L’Eurasie à vélo #60: Le partage du « chang »
Publié le 11/05/2022
Sur la route de l’Everest, les cols se succèdent. Les rencontres imprévues aussi. Parfois elles sont plaisantes, d’autres fois l’accueil est intéressé
Dix kilomètres de lacets mènent au premier col, le Lachung-La (5050 m). Un Tibétain, assis sur une charrette, se laisse tirer par son cheval fidèle. Alentour, une découpe impressionnante de canines verglacées et scintillantes – des cimes frisant les 8000 m – sortent de terre, Nous avançons à vitesse égale, le compteur indique un faible 5km/h. A chacun de mes regards, il sourit, faisant apparaître ses dents coulées dans de l’or. La montagne lui convient si bien qu’elle revigore peu à peu son visage encore bien bleu. Je peux ainsi mieux y lire notre élévation que sur un altimètre. Le col, vaste plateau dominé à l’ouest par e Shishapangma (8027 m) ouvre les sens à la beauté.
La descente, peu inclinée et bordée de deux congères prolonge cette plénitude acquise dans le blizzard, ce laisser-aller total des sens et des pédales. Le cavalier tibétain bifurque à l’ouest sur une sente dérisoire. Les sabots de son cheval frappent la terre froide , et bientôt leur bruit régulier disparaît comme il est apparu. Comme un songe…
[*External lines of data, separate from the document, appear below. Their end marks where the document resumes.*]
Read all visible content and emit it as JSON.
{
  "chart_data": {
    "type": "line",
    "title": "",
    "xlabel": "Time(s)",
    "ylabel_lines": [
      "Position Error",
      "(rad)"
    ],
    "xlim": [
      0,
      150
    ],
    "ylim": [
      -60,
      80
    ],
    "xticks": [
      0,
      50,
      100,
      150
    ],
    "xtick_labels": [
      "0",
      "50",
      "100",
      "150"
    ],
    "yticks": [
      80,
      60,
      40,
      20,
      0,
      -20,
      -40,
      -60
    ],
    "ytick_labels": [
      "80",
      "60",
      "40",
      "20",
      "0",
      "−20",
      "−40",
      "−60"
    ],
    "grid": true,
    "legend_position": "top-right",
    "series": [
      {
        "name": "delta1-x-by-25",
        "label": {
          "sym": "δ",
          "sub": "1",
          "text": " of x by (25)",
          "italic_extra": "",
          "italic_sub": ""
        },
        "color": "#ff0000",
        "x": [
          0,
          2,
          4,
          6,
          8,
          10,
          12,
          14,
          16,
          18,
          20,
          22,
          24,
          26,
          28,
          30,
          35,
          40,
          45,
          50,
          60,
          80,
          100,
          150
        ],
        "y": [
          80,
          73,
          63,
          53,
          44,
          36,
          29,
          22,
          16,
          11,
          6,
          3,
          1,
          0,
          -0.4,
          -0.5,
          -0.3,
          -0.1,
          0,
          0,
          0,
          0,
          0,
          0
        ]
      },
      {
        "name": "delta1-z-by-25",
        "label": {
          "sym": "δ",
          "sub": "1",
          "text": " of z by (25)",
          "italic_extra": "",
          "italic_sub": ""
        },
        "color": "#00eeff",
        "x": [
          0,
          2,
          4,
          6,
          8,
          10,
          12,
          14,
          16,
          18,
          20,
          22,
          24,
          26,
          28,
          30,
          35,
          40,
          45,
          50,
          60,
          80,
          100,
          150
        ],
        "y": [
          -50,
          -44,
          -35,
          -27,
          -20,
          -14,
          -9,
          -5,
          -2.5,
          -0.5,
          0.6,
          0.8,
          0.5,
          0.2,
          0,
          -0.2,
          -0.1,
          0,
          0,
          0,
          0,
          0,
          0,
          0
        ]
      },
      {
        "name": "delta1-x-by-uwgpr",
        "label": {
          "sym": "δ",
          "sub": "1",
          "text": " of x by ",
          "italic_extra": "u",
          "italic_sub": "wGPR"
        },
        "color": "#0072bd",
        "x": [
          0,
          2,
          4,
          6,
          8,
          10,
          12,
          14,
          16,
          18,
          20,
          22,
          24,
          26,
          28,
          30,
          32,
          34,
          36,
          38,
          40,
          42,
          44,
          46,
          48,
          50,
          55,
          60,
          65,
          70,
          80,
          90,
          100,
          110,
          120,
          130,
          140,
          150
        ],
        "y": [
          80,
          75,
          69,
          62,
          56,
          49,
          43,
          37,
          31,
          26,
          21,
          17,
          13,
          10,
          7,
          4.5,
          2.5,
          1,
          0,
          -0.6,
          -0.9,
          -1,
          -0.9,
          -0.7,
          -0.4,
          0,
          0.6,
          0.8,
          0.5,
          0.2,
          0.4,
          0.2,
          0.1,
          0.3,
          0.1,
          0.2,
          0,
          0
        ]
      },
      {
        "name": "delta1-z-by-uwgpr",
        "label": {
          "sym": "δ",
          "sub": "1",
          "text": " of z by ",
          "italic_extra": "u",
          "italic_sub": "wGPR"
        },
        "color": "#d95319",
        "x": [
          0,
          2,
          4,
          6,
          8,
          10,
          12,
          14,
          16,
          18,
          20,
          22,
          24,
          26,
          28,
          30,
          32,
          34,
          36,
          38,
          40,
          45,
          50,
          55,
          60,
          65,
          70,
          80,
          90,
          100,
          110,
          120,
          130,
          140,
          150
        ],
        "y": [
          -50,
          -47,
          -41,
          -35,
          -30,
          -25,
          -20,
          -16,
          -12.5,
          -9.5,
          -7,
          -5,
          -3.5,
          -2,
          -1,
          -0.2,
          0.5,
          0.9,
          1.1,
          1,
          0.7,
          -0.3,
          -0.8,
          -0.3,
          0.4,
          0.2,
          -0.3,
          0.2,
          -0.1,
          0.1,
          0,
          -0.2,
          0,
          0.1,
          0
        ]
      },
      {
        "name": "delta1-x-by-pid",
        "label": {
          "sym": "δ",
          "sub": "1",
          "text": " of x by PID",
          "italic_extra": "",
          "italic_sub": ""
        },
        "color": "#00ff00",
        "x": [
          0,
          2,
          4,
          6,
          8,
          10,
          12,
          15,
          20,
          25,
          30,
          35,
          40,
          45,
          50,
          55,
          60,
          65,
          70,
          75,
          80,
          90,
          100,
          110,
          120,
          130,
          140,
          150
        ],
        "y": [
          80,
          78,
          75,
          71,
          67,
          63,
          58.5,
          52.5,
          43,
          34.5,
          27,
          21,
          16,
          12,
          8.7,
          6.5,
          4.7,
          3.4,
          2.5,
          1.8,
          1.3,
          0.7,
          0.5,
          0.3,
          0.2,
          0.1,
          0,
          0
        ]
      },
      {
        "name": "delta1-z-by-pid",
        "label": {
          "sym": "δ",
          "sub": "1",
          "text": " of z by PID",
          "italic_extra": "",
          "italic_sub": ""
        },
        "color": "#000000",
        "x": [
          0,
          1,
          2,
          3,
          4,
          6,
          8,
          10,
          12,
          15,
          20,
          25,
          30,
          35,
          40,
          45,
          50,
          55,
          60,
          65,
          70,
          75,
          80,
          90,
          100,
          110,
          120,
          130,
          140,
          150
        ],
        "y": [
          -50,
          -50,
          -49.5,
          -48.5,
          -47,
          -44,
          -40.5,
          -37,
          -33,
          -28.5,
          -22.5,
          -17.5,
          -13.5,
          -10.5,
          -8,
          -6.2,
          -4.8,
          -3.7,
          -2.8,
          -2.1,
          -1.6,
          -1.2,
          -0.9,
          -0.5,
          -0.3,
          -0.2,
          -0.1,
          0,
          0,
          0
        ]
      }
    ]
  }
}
Au deuxième col sans nom (4950 m), deux chauffeurs arrêtent leur véhicules pour refroidir le moteur. Il se réchauffent au chang (bière d’orge, prononcer « tchang ») et taillent au couteau du yack et de la chèvre séchés. Je tends mon bol et extrait mon canif, car pour rien au monde ils ne m’auraient laissé partir sans partager leur pitance. Le chang à 5000 mètres me fait irrésistiblement lâcher prise. La descente promet l’euphorie. Les cyclistes volants vont involontairement supplanter les lamas volants…
Des champions de basket
La laide enceinte de la caserne du Gutsuo, couverte de slogans en chinois est cadenassée. Je vois à travers ses hautes barres un terrain de basket-ball. Tous les abris de cantonniers possèdent leurs paniers de basket, à croire qu’un fantasme têtu a poursuivi Mao toute sa vie: faire des Chinois les champions du monde.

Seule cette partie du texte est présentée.